At one Chicago-area school (School A), a wrestling coach believed an opposing athlete was being “too rough,” before refusing to shake the athlete’s hand, which is customary. When the athlete from the opposing school walked up and said “good match,” School A’s coach looked the young athlete in the eyes and shook his head, “nope.” The situation went unaddressed by coaches from either school – a missed learning opportunity, at least.
Worse still, at the same school, football players routinely made attempts at illegal hits to the head of an opposing team. One Friday night, when an opposing player was injured, the sideline cheered. When the player from School A was “flagged” with a penalty for an illegal hit, School A’s head football coach stormed onto the field to dispute the call. He was yelling at the referee while the opposing player lay injured on the field. (This incident was investigated by the state’s governing organization.)
Though it might be impossible to identify where exactly the sports culture at School A went off track, it should serve as an important reminder that, more often than not, you get what you coach for.
So here’s the essential question: What do you Coach for?
Regardless of where you are in your coaching journey, the next step is a simple one: identify the outcomes you want.

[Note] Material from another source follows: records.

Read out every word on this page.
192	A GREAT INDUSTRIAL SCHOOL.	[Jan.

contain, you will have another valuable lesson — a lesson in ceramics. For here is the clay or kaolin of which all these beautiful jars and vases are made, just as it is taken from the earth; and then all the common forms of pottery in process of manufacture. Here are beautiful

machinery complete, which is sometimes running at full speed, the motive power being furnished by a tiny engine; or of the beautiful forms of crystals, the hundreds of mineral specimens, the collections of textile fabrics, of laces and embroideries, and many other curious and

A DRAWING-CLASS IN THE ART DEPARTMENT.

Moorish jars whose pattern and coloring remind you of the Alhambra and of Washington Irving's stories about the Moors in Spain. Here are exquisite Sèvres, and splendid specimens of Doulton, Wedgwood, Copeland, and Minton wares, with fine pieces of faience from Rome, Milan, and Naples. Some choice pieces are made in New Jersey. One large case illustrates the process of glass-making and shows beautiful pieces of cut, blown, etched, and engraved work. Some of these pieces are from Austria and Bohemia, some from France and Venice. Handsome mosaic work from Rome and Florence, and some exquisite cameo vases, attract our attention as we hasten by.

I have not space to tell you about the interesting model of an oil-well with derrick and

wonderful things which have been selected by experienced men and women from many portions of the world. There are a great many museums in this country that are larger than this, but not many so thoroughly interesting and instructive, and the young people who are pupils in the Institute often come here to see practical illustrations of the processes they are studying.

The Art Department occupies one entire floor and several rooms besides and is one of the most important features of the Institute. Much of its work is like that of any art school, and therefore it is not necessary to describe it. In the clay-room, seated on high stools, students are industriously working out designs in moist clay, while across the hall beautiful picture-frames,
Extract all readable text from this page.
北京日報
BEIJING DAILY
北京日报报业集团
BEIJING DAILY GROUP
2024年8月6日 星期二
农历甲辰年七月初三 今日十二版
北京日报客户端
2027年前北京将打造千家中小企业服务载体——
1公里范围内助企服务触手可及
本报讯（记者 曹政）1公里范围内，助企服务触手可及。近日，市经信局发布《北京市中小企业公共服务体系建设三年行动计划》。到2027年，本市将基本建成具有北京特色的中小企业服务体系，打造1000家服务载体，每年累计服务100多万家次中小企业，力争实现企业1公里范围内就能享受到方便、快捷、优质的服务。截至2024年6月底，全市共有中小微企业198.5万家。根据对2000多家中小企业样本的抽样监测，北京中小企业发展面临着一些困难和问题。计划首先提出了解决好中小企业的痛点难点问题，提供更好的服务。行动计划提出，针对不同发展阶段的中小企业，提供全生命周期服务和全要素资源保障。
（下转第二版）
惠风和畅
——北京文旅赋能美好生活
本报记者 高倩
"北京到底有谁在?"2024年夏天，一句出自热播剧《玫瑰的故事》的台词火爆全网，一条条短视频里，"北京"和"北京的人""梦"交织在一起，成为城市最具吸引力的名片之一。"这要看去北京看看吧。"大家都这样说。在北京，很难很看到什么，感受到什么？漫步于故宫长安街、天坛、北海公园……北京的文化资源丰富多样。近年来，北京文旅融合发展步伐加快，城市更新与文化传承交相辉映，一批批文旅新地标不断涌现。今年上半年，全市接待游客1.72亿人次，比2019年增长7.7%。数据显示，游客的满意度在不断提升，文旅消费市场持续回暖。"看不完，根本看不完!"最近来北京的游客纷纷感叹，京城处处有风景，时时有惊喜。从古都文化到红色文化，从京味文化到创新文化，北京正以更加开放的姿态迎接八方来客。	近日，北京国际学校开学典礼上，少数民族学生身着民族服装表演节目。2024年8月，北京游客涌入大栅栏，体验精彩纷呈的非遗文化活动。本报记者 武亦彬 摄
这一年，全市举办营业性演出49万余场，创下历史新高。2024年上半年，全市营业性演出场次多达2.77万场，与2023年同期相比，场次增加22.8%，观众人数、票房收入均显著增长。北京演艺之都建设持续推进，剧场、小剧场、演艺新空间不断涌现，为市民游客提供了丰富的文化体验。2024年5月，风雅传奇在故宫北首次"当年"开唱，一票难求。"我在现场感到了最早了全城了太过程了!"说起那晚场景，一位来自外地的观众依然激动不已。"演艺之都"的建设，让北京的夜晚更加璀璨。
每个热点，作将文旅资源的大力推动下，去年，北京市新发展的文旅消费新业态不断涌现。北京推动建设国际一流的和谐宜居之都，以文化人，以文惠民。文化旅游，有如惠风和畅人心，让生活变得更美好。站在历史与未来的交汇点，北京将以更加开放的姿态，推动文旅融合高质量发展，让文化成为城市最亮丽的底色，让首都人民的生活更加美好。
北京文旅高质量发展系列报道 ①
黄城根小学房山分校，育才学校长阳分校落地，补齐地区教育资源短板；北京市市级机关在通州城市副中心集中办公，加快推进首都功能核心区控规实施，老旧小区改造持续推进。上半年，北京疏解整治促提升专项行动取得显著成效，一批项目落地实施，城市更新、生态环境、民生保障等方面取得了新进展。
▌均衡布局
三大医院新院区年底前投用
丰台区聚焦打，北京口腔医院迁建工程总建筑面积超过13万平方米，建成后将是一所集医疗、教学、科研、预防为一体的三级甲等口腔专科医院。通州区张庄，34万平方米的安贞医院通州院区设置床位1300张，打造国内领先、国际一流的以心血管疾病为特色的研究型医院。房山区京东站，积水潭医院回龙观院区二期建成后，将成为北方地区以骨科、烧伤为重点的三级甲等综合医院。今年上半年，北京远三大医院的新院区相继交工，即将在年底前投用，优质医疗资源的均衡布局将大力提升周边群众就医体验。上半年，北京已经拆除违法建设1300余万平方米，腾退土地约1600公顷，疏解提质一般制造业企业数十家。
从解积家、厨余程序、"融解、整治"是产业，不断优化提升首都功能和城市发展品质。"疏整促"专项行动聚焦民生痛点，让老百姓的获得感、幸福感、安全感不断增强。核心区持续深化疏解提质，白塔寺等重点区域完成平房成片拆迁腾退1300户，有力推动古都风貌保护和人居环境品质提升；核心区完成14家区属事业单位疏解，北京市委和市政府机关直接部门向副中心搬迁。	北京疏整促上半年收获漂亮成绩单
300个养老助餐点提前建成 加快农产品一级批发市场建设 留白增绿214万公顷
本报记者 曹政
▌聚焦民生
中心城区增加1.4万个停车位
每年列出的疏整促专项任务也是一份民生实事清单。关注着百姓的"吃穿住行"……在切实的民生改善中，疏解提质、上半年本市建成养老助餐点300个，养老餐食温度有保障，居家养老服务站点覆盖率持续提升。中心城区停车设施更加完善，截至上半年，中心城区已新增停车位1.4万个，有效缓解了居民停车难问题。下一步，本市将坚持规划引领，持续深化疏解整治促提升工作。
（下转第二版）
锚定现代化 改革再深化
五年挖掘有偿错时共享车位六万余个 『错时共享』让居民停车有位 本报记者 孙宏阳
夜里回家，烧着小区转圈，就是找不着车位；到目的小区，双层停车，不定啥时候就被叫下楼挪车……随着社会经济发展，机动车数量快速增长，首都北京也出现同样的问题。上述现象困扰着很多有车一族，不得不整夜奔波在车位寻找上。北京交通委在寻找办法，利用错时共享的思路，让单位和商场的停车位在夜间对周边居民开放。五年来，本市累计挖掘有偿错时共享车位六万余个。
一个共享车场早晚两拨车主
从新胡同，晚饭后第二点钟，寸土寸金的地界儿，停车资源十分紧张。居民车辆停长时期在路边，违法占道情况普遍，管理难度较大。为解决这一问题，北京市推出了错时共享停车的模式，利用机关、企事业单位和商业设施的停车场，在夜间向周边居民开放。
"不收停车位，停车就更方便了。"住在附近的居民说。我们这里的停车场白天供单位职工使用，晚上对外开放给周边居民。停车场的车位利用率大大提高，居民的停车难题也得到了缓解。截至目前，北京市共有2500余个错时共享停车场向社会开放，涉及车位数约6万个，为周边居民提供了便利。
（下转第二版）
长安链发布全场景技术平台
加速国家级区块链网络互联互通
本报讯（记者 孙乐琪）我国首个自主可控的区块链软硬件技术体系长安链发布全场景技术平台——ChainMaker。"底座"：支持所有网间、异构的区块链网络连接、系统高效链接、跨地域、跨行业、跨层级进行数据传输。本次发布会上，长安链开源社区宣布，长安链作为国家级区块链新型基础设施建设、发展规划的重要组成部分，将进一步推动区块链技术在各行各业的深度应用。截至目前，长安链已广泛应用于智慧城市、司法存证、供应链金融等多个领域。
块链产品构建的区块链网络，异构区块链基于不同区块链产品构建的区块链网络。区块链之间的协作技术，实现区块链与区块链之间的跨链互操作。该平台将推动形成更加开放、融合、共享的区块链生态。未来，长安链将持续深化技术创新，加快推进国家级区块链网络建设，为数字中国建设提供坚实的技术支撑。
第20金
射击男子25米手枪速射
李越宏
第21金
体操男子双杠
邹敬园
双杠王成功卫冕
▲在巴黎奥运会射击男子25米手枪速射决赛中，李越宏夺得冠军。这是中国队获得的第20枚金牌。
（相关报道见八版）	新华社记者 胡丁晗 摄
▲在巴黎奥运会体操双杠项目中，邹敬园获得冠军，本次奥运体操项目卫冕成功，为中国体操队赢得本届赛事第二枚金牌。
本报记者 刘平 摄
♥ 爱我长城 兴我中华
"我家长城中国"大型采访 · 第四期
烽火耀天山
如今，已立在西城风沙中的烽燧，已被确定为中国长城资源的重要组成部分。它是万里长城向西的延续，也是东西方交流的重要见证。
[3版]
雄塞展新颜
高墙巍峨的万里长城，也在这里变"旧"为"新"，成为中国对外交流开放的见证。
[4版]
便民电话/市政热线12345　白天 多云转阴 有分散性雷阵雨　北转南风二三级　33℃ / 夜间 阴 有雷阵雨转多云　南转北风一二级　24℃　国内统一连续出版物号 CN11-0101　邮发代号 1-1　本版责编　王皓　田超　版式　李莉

Whether you are aiming for grit and resilience, growth and optimism, or goal-directed behavior and accountability, it is essential to identify your goals and keep them in mind.
Life lessons are not taught as an ephemeral byproduct of participation in sports, they are taught by you, intentionally, within the culture you create.
Once you identify a set of intended outcomes, then you can begin to cultivate an approach which falls in line with those standards. If we do this, we will be on the path to “transfer our best moral instincts to our children.”
And if you ever feel like you are running on autopilot, or you’re not getting the results you seek, return to another essential question: Does Your Behavior Match Your Goal?